China and US in new round of strategic talks

09 Dec, 2005

The United States and China held a new round of strategic talks on Wednesday, part of a high-level effort to manage friction in increasingly complex relations.
State Department deputy spokesman Adam Ereli said the two-day meeting in Washington would cover bilateral issues as well as international topics including Iraq and Sudan and the nuclear ambitions of North Korea and Iran.
"They will be looking at a number of issues - bilateral, security-related, economic related - in a strategic context, with the aim of exploring the responsibility that both countries share to make the international system more secure and more prosperous over the long term," he said.
"They will also look to the long term, over the horizon, to the future of US and Chinese relations and what we hope that the relationship will look like," Ereli added.
The meeting between US Deputy Secretary of State Robert Zoellick and Chinese Vice Foreign Minister Dai Bingguo follows inaugural talks in Beijing in August.
Washington and Beijing cooperate in areas including counter-terrorism and six-party talks to try to end the North Korean nuclear crisis.

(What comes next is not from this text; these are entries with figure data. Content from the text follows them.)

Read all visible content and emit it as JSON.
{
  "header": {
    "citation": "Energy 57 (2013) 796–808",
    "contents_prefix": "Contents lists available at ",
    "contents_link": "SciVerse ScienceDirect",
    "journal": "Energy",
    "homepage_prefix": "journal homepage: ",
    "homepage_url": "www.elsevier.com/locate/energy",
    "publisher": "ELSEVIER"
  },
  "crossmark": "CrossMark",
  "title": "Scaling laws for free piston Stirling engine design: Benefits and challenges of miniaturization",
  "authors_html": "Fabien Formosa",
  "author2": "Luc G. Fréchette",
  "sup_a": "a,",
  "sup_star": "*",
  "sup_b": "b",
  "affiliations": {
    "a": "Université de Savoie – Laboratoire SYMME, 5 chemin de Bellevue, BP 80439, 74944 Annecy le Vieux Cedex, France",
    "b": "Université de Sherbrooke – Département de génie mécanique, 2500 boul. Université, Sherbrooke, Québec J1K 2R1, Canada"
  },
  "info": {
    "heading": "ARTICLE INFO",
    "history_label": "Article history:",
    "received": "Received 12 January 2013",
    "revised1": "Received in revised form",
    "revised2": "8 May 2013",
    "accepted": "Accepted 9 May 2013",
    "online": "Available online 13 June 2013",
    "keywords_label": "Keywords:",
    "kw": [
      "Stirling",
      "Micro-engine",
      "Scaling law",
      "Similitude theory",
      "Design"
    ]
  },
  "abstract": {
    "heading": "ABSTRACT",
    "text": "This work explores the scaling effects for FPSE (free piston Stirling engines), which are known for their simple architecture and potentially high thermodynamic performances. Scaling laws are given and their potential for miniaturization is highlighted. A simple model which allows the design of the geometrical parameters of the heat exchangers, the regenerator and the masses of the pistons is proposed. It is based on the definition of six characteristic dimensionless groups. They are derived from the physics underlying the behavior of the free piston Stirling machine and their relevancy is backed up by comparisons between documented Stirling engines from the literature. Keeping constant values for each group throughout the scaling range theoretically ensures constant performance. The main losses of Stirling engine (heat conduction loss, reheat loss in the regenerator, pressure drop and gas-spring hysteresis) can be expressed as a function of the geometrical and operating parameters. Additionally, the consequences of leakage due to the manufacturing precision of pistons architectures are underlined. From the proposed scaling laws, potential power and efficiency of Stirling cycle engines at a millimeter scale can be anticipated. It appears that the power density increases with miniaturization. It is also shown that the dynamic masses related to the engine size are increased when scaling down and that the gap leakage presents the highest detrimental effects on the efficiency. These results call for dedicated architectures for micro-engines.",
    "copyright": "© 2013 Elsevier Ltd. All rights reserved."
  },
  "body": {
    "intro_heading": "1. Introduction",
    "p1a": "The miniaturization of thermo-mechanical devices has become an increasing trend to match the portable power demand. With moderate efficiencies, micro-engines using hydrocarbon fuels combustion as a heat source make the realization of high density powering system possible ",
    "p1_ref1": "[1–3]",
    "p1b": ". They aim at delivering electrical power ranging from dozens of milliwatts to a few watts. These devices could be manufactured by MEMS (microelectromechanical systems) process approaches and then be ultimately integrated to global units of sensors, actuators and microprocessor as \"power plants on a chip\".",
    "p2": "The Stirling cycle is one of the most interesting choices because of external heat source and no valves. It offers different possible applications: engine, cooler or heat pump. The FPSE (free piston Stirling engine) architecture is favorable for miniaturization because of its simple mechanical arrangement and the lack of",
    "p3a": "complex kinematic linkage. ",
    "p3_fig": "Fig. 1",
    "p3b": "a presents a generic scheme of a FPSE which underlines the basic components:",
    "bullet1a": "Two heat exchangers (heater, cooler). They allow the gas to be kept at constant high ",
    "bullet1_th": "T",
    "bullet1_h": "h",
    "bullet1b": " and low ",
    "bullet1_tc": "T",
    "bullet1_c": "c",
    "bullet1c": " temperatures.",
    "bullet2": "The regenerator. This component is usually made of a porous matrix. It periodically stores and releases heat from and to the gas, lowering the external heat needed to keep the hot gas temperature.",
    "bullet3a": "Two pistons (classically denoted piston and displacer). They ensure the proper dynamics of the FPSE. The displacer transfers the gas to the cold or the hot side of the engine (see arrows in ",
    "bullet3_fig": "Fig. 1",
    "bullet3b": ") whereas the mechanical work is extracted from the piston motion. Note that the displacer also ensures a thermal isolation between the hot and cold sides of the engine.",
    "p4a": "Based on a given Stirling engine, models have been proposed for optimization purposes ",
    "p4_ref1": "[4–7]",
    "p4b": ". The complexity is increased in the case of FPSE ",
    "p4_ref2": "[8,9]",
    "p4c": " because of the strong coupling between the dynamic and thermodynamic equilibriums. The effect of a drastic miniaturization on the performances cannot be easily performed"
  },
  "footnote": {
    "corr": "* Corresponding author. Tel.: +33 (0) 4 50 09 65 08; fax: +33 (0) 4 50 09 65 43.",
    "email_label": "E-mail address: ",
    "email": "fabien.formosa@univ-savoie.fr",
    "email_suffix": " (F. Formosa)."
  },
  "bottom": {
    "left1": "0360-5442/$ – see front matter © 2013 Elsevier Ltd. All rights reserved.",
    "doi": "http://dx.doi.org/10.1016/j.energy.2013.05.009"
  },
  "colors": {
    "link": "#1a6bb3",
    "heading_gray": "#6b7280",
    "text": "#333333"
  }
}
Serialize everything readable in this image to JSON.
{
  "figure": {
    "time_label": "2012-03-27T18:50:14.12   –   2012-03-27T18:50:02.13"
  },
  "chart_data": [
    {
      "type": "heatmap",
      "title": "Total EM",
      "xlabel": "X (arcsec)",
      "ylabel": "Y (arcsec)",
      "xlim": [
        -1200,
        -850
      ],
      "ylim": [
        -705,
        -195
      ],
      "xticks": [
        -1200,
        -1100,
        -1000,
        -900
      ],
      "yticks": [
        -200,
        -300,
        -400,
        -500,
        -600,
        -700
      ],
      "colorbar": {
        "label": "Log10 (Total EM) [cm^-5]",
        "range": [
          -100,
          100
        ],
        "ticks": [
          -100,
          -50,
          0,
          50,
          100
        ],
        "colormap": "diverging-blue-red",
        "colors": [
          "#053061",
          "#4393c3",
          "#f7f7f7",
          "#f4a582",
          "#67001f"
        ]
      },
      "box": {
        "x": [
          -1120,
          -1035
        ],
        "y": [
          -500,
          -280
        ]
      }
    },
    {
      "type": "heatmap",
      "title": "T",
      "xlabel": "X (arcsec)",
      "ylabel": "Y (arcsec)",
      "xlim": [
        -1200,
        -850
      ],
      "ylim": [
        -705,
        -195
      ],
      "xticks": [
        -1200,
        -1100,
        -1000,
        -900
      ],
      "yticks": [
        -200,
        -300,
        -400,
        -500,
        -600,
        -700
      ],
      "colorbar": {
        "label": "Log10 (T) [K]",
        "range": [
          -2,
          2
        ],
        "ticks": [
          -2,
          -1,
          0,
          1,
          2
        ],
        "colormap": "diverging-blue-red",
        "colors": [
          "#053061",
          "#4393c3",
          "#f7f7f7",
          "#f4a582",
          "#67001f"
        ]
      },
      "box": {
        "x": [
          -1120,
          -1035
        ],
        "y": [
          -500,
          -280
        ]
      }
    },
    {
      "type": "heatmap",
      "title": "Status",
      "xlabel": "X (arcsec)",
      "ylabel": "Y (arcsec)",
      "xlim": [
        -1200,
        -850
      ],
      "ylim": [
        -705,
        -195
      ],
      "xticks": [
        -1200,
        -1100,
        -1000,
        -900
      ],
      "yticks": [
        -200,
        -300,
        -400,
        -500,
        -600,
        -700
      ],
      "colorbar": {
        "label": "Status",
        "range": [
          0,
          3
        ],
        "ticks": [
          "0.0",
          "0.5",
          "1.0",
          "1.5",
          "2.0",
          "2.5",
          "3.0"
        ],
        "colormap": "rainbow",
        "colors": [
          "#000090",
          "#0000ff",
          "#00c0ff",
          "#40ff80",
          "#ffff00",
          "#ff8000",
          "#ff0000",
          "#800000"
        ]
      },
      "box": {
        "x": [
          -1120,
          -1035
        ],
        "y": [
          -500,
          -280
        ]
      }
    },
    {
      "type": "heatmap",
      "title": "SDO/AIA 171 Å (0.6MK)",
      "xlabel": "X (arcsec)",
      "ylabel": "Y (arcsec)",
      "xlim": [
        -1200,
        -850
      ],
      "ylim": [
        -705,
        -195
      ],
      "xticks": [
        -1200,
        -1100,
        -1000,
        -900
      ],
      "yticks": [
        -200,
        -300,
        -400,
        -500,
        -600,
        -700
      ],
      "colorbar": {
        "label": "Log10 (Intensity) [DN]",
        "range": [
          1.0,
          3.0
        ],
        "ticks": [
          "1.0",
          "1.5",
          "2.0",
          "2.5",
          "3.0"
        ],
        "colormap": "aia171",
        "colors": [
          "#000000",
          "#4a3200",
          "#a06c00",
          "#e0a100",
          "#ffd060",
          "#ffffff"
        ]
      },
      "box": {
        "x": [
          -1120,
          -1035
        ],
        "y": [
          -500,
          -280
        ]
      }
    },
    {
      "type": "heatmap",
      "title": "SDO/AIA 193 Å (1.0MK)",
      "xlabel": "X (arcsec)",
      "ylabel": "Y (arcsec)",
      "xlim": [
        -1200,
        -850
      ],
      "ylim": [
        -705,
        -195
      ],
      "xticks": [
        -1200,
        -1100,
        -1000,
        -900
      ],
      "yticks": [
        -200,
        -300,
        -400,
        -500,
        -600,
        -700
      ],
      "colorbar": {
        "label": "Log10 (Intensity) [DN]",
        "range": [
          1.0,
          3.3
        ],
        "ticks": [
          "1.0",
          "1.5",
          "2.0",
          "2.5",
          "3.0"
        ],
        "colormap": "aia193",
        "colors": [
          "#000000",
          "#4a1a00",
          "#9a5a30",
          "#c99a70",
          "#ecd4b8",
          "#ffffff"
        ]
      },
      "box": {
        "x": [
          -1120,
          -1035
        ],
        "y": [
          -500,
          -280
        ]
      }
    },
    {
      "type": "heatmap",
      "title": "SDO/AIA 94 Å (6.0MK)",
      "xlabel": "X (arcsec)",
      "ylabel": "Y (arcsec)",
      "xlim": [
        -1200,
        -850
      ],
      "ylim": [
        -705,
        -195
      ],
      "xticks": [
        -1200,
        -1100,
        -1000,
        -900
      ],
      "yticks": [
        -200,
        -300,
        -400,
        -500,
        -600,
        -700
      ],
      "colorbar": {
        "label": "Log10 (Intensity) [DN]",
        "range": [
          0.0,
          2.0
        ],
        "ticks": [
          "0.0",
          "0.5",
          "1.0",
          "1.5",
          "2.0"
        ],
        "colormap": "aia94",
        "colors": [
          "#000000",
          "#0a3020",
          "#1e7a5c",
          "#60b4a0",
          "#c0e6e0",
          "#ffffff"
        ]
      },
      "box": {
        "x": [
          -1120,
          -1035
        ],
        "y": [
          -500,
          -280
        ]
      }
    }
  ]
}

But they have often sparred over human rights, trade and currency disputes and China's military build-up. China's close ties with Sudan, Iran, Venezuela and other states at odds with the United States have added to the friction.
Ereli said the talks aimed "not to prescribe courses of action or specific moves" but to discuss shared responsibilities as "stakeholders" in the world system.
Zoellick unveiled the phrase "responsible stakeholder" in a key policy speech in September in which he urged China to assure the world it would use its growing might responsibly.
Iran, a major energy supplier to China which is locked in an impasse with United States and Europe over its suspected nuclear weapons program, would be raised as "an example of the dangers of proliferation," Ereli said.
He said Washington would explain to Beijing "how we see China playing a positive role in that area, and how China might be willing to consider how the rest of the world sees it."